A União Africana tem, portanto, adotado cada vez mais a discussão da reforma agrária, vista pelos países africanos como uma forma de evitar conflitos internos, relacionados direta ou indiretamente à divisão de terras. Ademais, o órgão se compromete com a agenda internacional dos direitos humanos ao aceitar a evolução da questão de gênero e participação da mulher na sociedade africana, apesar de ressalvas culturais (AFRICAN UNION ASSEMBLY, 2015; MCAUSLAN, 2013). Pode-se notar, por fim, a congruência das recomendações da Agenda 2063 com a Agenda 2030 da Organização das Nações Unidas, comprometida resumidamente com: garantir a igualdade de gênero, bem como o acesso igualitário aos recursos e oportunidades, principalmente dos grupos mais vulneráveis (ORGANIZAÇÃO DAS NAÇÕES UNIDAS, 2015).

4 POSICIONAMENTO DOS PAÍSES

O presidente da África do Sul apresentou no início de 2018 uma proposta para reforma agrária. Atualmente, a porcentagem da posse das terras entre brancos e negros é discutível, com os dados indicando entre 90% e 72% das propriedades nas mãos de fazendeiros brancos descendentes de holandeses (R7, 2018). Entretanto, a proposta de expropriação das terras tem gerado muitas polêmicas entre os fazendeiros brancos, já que não prevê nenhuma indenização.

Após a independência da Angola e consolidação do governo unipartidário do Movimento Popular de Libertação da Angola (MPLA), as fazendas pertencentes a fazendeiros brancos tornaram-se propriedades estatais. Essa reforma, porém, não obteve resultados satisfatórios e durante os anos 1990, com a implementação de um sistema político multipartidário, as terras foram privatizadas (CLOVER, 2005).
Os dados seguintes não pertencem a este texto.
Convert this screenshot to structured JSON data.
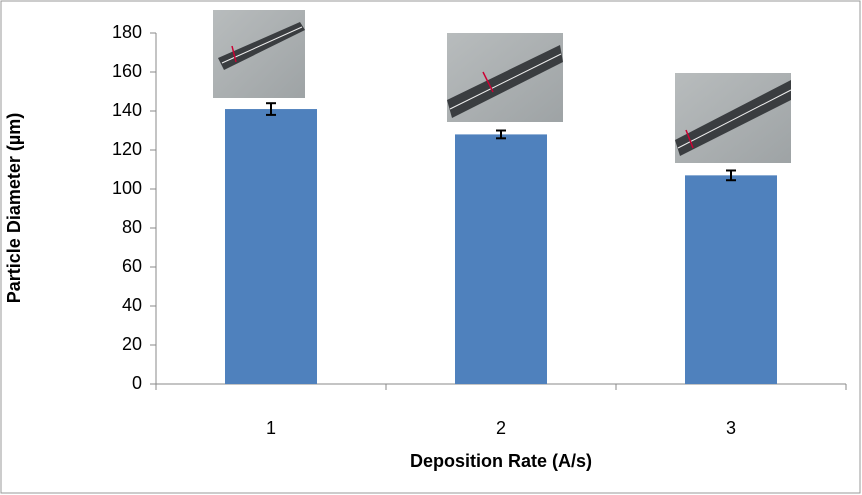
{
  "chart_data": {
    "type": "bar",
    "categories": [
      "1",
      "2",
      "3"
    ],
    "values": [
      141,
      128,
      107
    ],
    "errors": [
      3,
      2,
      2.5
    ],
    "color": "#4f81bd",
    "xlabel": "Deposition Rate (A/s)",
    "ylabel": "Particle Diameter (µm)",
    "ylim": [
      0,
      180
    ],
    "yticks": [
      0,
      20,
      40,
      60,
      80,
      100,
      120,
      140,
      160,
      180
    ],
    "grid": false
  }
}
O líder do governo provisório da Argélia, Houari Boumediene, anunciou, em 1971, uma reforma agrária no país. No início, o programa mostrou êxito, pois conseguiu redistribuir as terras de forma que 60 mil pessoas passaram a possuí-las. Entretanto, após a morte de Boumediene, em 1978, o sistema ruiu e, por fim, as fazendas do governo foram privatizadas (ECONOMY WATCH, 2010).

Em Botswana foram implementadas duas reformas, uma em 1975 e a outra em 1991. Ambas, porém, tiveram efeito contrário ao desejado, prejudicando a população mais pobre, por conta dos altos custos de manter a terra e da restrição do número de rebanhos que poderiam ser criados (MALOPE; BATISANI, 2008).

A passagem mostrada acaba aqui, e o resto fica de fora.